Его блеклые зеленые глаза, наливаясь светом костра, лихорадочно блестели даже сквозь стекла противогаза. Время от времени он с видимым трудом выныривал обратно — за глотком воздуха. Оторвавшись, опасливо всматривался в далекий пятак ночного неба в конце туннеля, но тот был чист: обритый человек пропал с концами. И тогда тетрадь опять поглощала его целиком.
Теперь она поняла, зачем он поливал бумагу водой: пытался расклеить слипшиеся страницы. Видимо, поддавались они плохо, один раз он вскрикнул так, словно порезался: случайно порвал один из листов. Чертыхнулся, обругал себя и тут увидел, как пытливо она его разглядывает. Смутился, снова поправил противогаз, но заговаривать с ней не стал, пока не дочитал все до конца.

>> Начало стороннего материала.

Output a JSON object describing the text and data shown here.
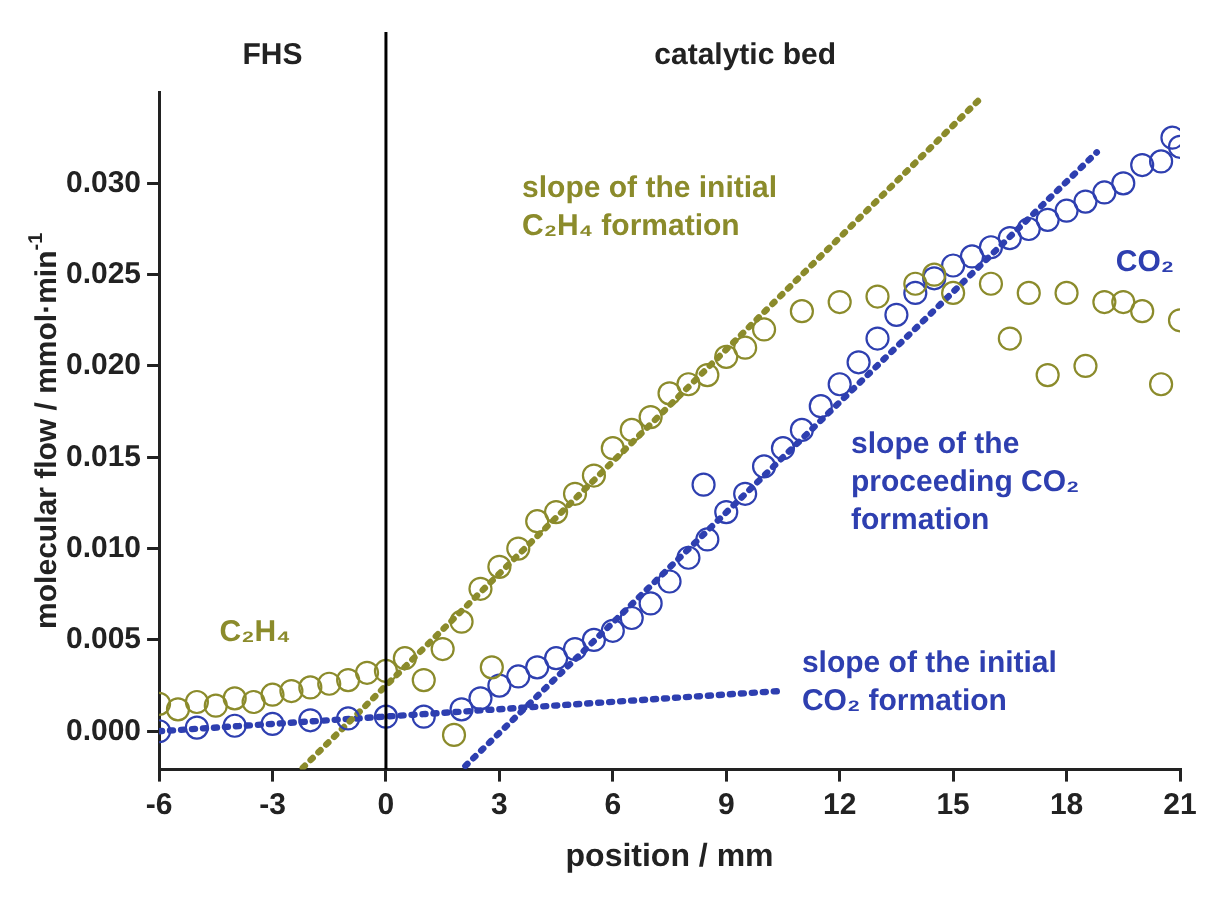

Потом подскочил к костру и швырнул в него тетрадь. На Сашу он не смотрел, и она почувствовала: сейчас дознаваться не стоит, соврет или смолчит. Да и были вещи, которые ее тревожили сейчас куда больше. Прошел, наверное, целый час с тех пор, как ушел обритый. Не бросил ли он их как ненужную обузу? Саша подсела поближе к старику.

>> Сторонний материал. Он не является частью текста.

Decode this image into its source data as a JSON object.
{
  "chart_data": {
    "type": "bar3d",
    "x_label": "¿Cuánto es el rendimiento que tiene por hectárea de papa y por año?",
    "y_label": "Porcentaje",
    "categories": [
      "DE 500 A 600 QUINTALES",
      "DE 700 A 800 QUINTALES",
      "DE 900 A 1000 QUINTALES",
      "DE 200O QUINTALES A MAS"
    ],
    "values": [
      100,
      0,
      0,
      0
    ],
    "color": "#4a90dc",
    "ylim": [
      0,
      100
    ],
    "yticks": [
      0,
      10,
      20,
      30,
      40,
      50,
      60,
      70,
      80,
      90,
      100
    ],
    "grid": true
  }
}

— Второй туннель тоже закрыт, — произнесла она тихо. — И все ближние шахты замурованы. Есть только этот вход.
Тот рассеянно посмотрел на нее, с заметным усилием сосредоточиваясь на услышанном.

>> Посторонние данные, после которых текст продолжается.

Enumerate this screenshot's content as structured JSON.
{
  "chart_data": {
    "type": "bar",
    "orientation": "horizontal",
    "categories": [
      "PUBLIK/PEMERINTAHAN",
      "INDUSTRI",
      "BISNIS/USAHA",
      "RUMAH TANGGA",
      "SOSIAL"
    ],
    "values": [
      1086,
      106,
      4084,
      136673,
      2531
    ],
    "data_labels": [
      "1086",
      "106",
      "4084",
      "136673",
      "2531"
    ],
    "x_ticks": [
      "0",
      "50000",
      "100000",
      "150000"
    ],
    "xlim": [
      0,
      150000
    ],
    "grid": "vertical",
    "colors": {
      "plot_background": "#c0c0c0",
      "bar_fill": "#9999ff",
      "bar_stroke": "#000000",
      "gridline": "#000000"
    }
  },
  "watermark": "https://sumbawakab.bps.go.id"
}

— Он найдет способ попасть внутрь. У него чутье, — он замолк, и спустя минуту, будто не желая быть невежливым, спросил: — Как тебя зовут?
— Александра, — серьезно представилась она. — А тебя?
— Николай… — начал было он, протягивая ей руку, и вдруг, словно передумав, судорожно отдернул ее, прежде чем Саша успела к нему притронуться. — Гомер. Меня зовут Гомер.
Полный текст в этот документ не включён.